The present landscape was executed in 1905, the same year that the critic Louis Vauxcelles coined the term "Fauves" to designate Henri Matisse, André Derain, Maurice de Vlaminck, Albert Marquet and Henri Manguin the "wild beasts" of that year's Salon d'Automne. It was also the year that Dufy saw Henri Matisse's 1904 painting Luxe, Calme, et Volupté at the Salon des Indépendants. He was profoundly struck by the large painting, declaring it "a miracle of the creative imagination at play in color and line." Though the present work adheres to natural color more than Derain's Collioure, Le village et la mer of the same year (fig. 1), Dufy's Fauvist inclinations are evident in his painting's ice-blue hills, and in the pink and purple accents that punctuate the landscape. In the canvas's upper corners, Dufy makes use of the same small, parallel strokes employed by Derain, a technique that adds a decorative rhythm to the composition.

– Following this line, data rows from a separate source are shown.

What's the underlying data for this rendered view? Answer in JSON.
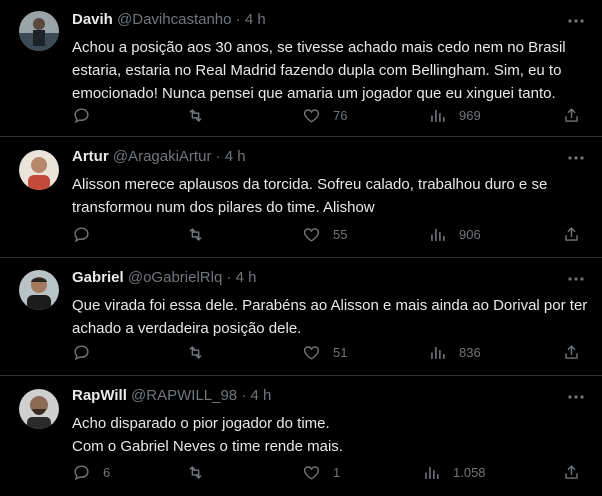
{
  "tweets": [
    {
      "name": "Davih",
      "handle": "@Davihcastanho",
      "dot": "·",
      "time": "4 h",
      "lines": [
        "Achou a posição aos 30 anos, se tivesse achado mais cedo nem no Brasil",
        "estaria, estaria no Real Madrid fazendo dupla com Bellingham. Sim, eu to",
        "emocionado! Nunca pensei que amaria um jogador que eu xinguei tanto."
      ],
      "replies": "",
      "retweets": "",
      "likes": "76",
      "views": "969"
    },
    {
      "name": "Artur",
      "handle": "@AragakiArtur",
      "dot": "·",
      "time": "4 h",
      "lines": [
        "Alisson merece aplausos da torcida. Sofreu calado, trabalhou duro e se",
        "transformou num dos pilares do time. Alishow"
      ],
      "replies": "",
      "retweets": "",
      "likes": "55",
      "views": "906"
    },
    {
      "name": "Gabriel",
      "handle": "@oGabrielRlq",
      "dot": "·",
      "time": "4 h",
      "lines": [
        "Que virada foi essa dele. Parabéns ao Alisson e mais ainda ao Dorival por ter",
        "achado a verdadeira posição dele."
      ],
      "replies": "",
      "retweets": "",
      "likes": "51",
      "views": "836"
    },
    {
      "name": "RapWill",
      "handle": "@RAPWILL_98",
      "dot": "·",
      "time": "4 h",
      "lines": [
        "Acho disparado o pior jogador do time.",
        "Com o Gabriel Neves o time rende mais."
      ],
      "replies": "6",
      "retweets": "",
      "likes": "1",
      "views": "1.058"
    }
  ],
  "icons": {
    "reply": "reply-icon",
    "retweet": "retweet-icon",
    "like": "heart-icon",
    "views": "views-chart-icon",
    "share": "share-icon",
    "more": "more-horizontal-icon"
  },
  "colors": {
    "background": "#000000",
    "text": "#e7e9ea",
    "muted": "#71767b",
    "divider": "#2f3336"
  }
}
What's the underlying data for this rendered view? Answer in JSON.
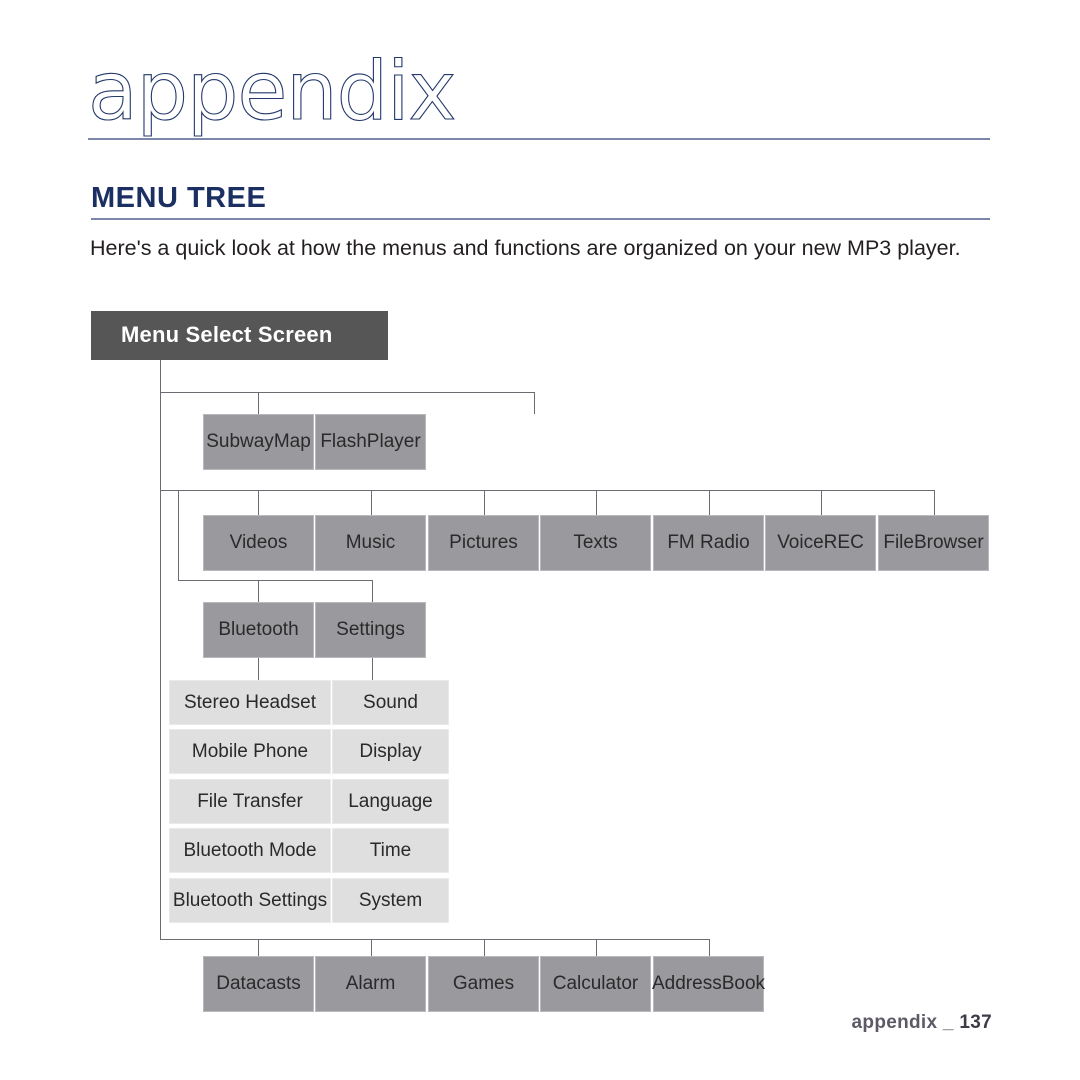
{
  "page": {
    "title": "appendix",
    "section_heading": "MENU TREE",
    "intro": "Here's a quick look at how the menus and functions are organized on your new MP3 player.",
    "footer_label": "appendix _",
    "footer_page": "137"
  },
  "colors": {
    "navy": "#1b2f63",
    "rule": "#7b86a8",
    "root_box": "#565656",
    "dark_box": "#9a9a9e",
    "light_box": "#dfdfdf",
    "line": "#6d6a72",
    "text": "#231f20"
  },
  "tree": {
    "root": "Menu Select Screen",
    "row_flash": [
      {
        "label": "Subway\nMap",
        "line1": "Subway",
        "line2": "Map"
      },
      {
        "label": "Flash\nPlayer",
        "line1": "Flash",
        "line2": "Player"
      }
    ],
    "row_main": [
      {
        "line1": "Videos",
        "line2": ""
      },
      {
        "line1": "Music",
        "line2": ""
      },
      {
        "line1": "Pictures",
        "line2": ""
      },
      {
        "line1": "Texts",
        "line2": ""
      },
      {
        "line1": "FM Radio",
        "line2": ""
      },
      {
        "line1": "Voice",
        "line2": "REC"
      },
      {
        "line1": "File",
        "line2": "Browser"
      }
    ],
    "row_settings_parents": [
      {
        "line1": "Bluetooth",
        "line2": ""
      },
      {
        "line1": "Settings",
        "line2": ""
      }
    ],
    "bluetooth_children": [
      "Stereo Headset",
      "Mobile Phone",
      "File Transfer",
      "Bluetooth Mode",
      "Bluetooth Settings"
    ],
    "settings_children": [
      "Sound",
      "Display",
      "Language",
      "Time",
      "System"
    ],
    "row_bottom": [
      {
        "line1": "Datacasts",
        "line2": ""
      },
      {
        "line1": "Alarm",
        "line2": ""
      },
      {
        "line1": "Games",
        "line2": ""
      },
      {
        "line1": "Calculator",
        "line2": ""
      },
      {
        "line1": "Address",
        "line2": "Book"
      }
    ]
  }
}
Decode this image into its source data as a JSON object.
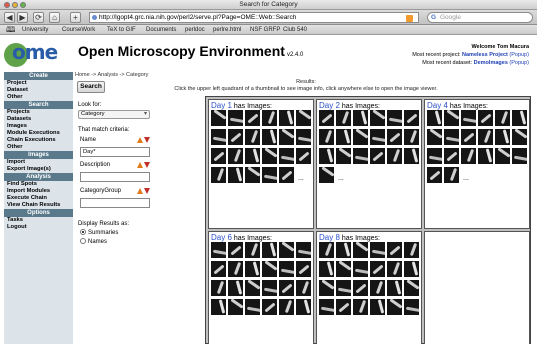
{
  "browser": {
    "window_title": "Search for Category",
    "url": "http://lgopt4.grc.nia.nih.gov/perl2/serve.pl?Page=OME::Web::Search",
    "search_placeholder": "Google",
    "search_glyph": "G",
    "nav": [
      "◀",
      "▶",
      "⟳",
      "⌂",
      "+"
    ],
    "bookmarks": [
      "University",
      "CourseWork",
      "TeX to GIF",
      "Documents",
      "perldoc",
      "perlre.html",
      "NSF GRFP",
      "Club 540"
    ]
  },
  "header": {
    "logo_text": "ome",
    "title": "Open Microscopy Environment",
    "version": "v2.4.0",
    "welcome": "Welcome Tom Macura",
    "recent_project_label": "Most recent project:",
    "recent_project": "Nameless Project",
    "recent_dataset_label": "Most recent dataset:",
    "recent_dataset": "DemoImages",
    "popup": "(Popup)"
  },
  "breadcrumb": "Home -> Analysis -> Category",
  "results_header": {
    "title": "Results:",
    "hint": "Click the upper left quadrant of a thumbnail to see image info, click anywhere else to open the image viewer."
  },
  "sidebar": {
    "sections": [
      {
        "title": "Create",
        "items": [
          "Project",
          "Dataset",
          "Other"
        ]
      },
      {
        "title": "Search",
        "items": [
          "Projects",
          "Datasets",
          "Images",
          "Module Executions",
          "Chain Executions",
          "Other"
        ]
      },
      {
        "title": "Images",
        "items": [
          "Import",
          "Export Image(s)"
        ]
      },
      {
        "title": "Analysis",
        "items": [
          "Find Spots",
          "Import Modules",
          "Execute Chain",
          "View Chain Results"
        ]
      },
      {
        "title": "Options",
        "items": [
          "Tasks",
          "Logout"
        ]
      }
    ]
  },
  "form": {
    "search_button": "Search",
    "look_for_label": "Look for:",
    "look_for_value": "Category",
    "criteria_label": "That match criteria:",
    "name_label": "Name",
    "name_value": "Day*",
    "description_label": "Description",
    "description_value": "",
    "category_group_label": "CategoryGroup",
    "category_group_value": "",
    "display_label": "Display Results as:",
    "option_summaries": "Summaries",
    "option_names": "Names",
    "selected_option": "Summaries"
  },
  "results": [
    {
      "day": "Day 1",
      "suffix": " has Images:",
      "thumb_count": 23,
      "more": "..."
    },
    {
      "day": "Day 2",
      "suffix": " has Images:",
      "thumb_count": 19,
      "more": "..."
    },
    {
      "day": "Day 4",
      "suffix": " has Images:",
      "thumb_count": 20,
      "more": "..."
    },
    {
      "day": "Day 6",
      "suffix": " has Images:",
      "thumb_count": 24,
      "more": ""
    },
    {
      "day": "Day 8",
      "suffix": " has Images:",
      "thumb_count": 24,
      "more": ""
    }
  ],
  "colors": {
    "title_blue": "#2b50c8",
    "sidebar_head": "#5a7a8c",
    "sidebar_bg": "#dce4ea",
    "link_blue": "#1d3fb3"
  }
}
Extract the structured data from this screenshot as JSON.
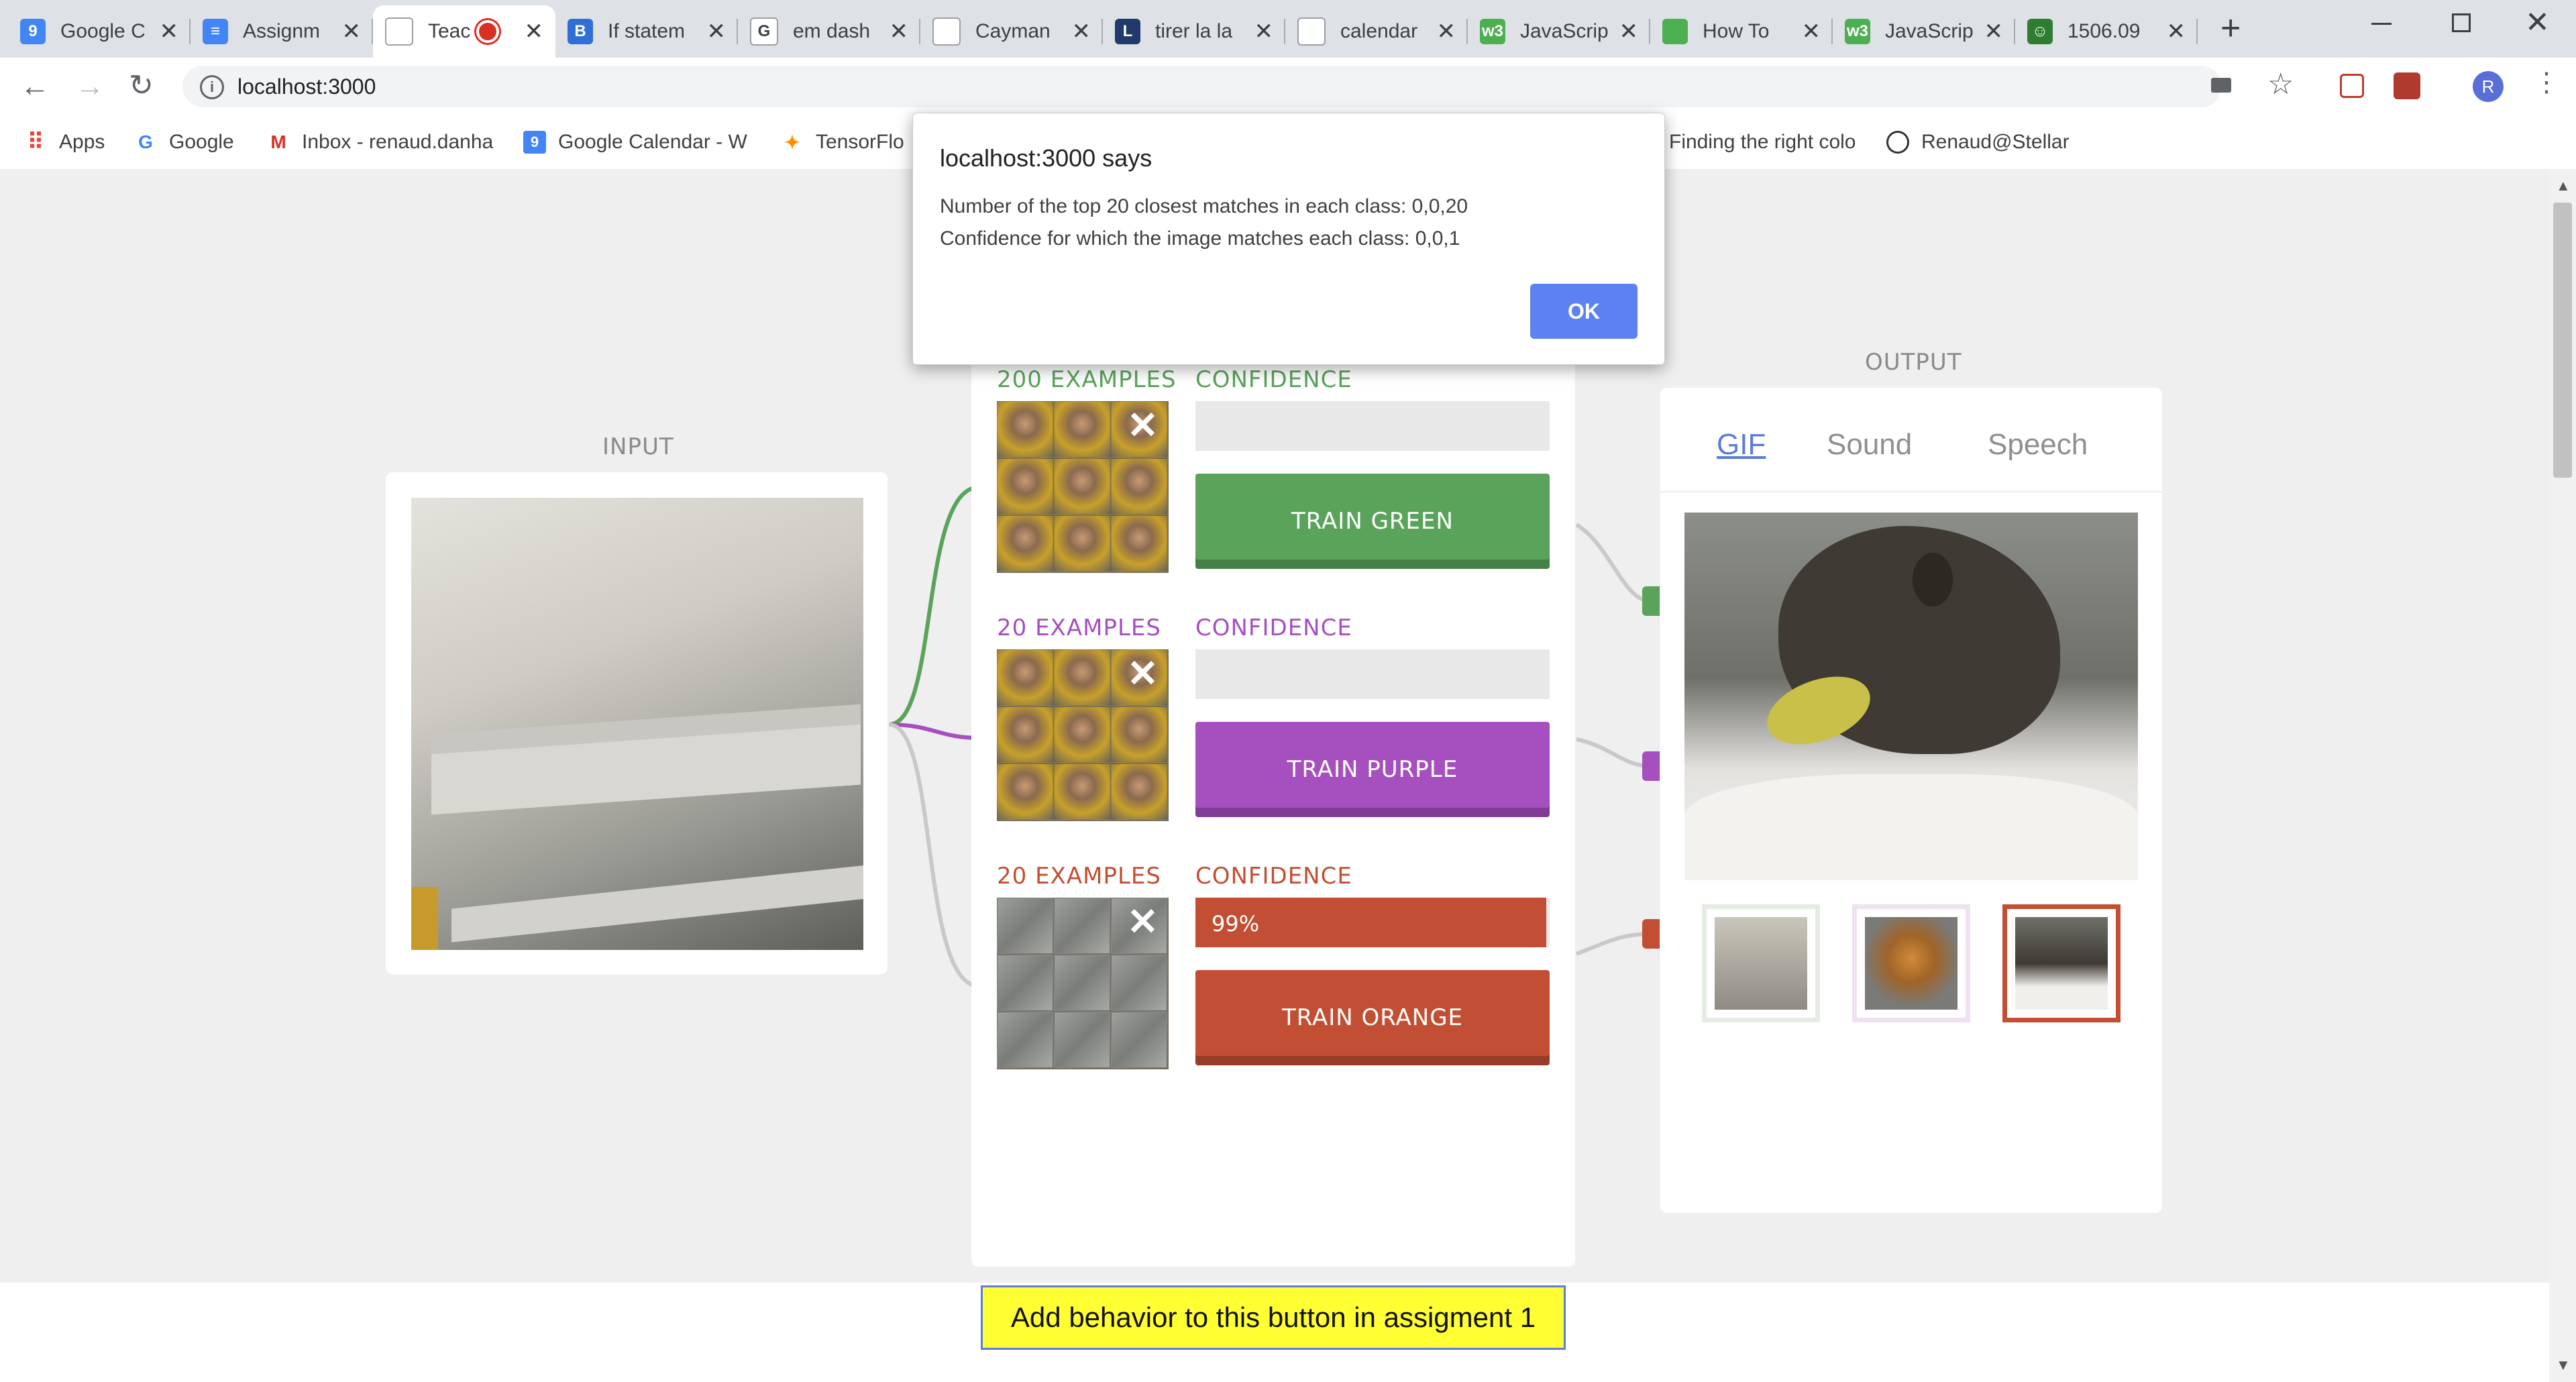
{
  "browser": {
    "tabs": [
      {
        "title": "Google C",
        "icon": "calendar-icon",
        "color": "#4285f4",
        "glyph": "9"
      },
      {
        "title": "Assignm",
        "icon": "docs-icon",
        "color": "#4285f4",
        "glyph": "≡"
      },
      {
        "title": "Teac",
        "icon": "page-icon",
        "color": "#ffffff",
        "glyph": "",
        "active": true,
        "recording": true
      },
      {
        "title": "If statem",
        "icon": "b-icon",
        "color": "#2f6fd6",
        "glyph": "B"
      },
      {
        "title": "em dash",
        "icon": "google-icon",
        "color": "#ffffff",
        "glyph": "G"
      },
      {
        "title": "Cayman",
        "icon": "document-icon",
        "color": "#ffffff",
        "glyph": ""
      },
      {
        "title": "tirer la la",
        "icon": "dictionary-icon",
        "color": "#1f3a6b",
        "glyph": "L"
      },
      {
        "title": "calendar",
        "icon": "stellar-icon",
        "color": "#ffffff",
        "glyph": ""
      },
      {
        "title": "JavaScrip",
        "icon": "w3-icon",
        "color": "#4caf50",
        "glyph": "w3"
      },
      {
        "title": "How To",
        "icon": "node-icon",
        "color": "#4caf50",
        "glyph": ""
      },
      {
        "title": "JavaScrip",
        "icon": "w3-icon",
        "color": "#4caf50",
        "glyph": "w3"
      },
      {
        "title": "1506.09",
        "icon": "smiley-icon",
        "color": "#2e7d32",
        "glyph": "☺"
      }
    ],
    "new_tab": "+",
    "url": "localhost:3000",
    "profile_initial": "R",
    "bookmarks": [
      {
        "label": "Apps",
        "icon": "apps-grid-icon"
      },
      {
        "label": "Google",
        "icon": "google-icon"
      },
      {
        "label": "Inbox - renaud.danha",
        "icon": "gmail-icon"
      },
      {
        "label": "Google Calendar - W",
        "icon": "calendar-icon"
      },
      {
        "label": "TensorFlo",
        "icon": "tensorflow-icon"
      },
      {
        "label": "Finding the right colo",
        "icon": "bookmark-icon"
      },
      {
        "label": "Renaud@Stellar",
        "icon": "stellar-icon"
      }
    ]
  },
  "app": {
    "input_label": "INPUT",
    "output_label": "OUTPUT",
    "classes": [
      {
        "name": "green",
        "examples": "200 EXAMPLES",
        "confidence_label": "CONFIDENCE",
        "confidence_value": "",
        "confidence_fraction": 0,
        "button": "TRAIN GREEN",
        "color": "#5aa35b"
      },
      {
        "name": "purple",
        "examples": "20 EXAMPLES",
        "confidence_label": "CONFIDENCE",
        "confidence_value": "",
        "confidence_fraction": 0,
        "button": "TRAIN PURPLE",
        "color": "#a64fbf"
      },
      {
        "name": "orange",
        "examples": "20 EXAMPLES",
        "confidence_label": "CONFIDENCE",
        "confidence_value": "99%",
        "confidence_fraction": 0.99,
        "button": "TRAIN ORANGE",
        "color": "#c24f33"
      }
    ],
    "output_tabs": [
      "GIF",
      "Sound",
      "Speech"
    ],
    "output_active_tab": "GIF",
    "bottom_button": "Add behavior to this button in assigment 1"
  },
  "dialog": {
    "title": "localhost:3000 says",
    "line1": "Number of the top 20 closest matches in each class: 0,0,20",
    "line2": "Confidence for which the image matches each class: 0,0,1",
    "ok": "OK"
  }
}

If Matisse and the Fauves influenced Dufy's use of color, the influence of Paul Cézanne lent density and structure to Dufy's early pictures. As Philippe Dagen points out in his essay "Des préoccuptations exclusives de technique? Dufy, Cézanne, l'impressionisme et le fauvisme," by 1905 Dufy would have seen Cézanne's canvases and watercolors at the Salon des Indépendants and the Salon d'Automne, as well as at Ambroise Vollard's gallery (Raoul Dufy, exh. cat., Musée des Beaux-Arts, Lyon, 1999, p. 34). The effect of Cézanne's proto-Cubist planarity can be witnessed in the angular solidity of the house and surrounding rooftops in Dufy's landscape. Further, in the painting's lower right corner, the parallel strokes have become more structural than ornamental, suggesting substantial form over mere pattern.
Alfred Werner effectively summarizes this dual influence on Dufy, writing that "from the Fauves [Dufy] learned to simplify forms and to apply color in violent juxtaposition for the sake of utmost expressiveness; from Cézanne he learned the secret of producing, through the architectural organization of planes, the effect of things existing in space" (Raoul Dufy, New York, 1953, n.p.). The present work bears evidence of both of these major innovations in early 20th Century painting.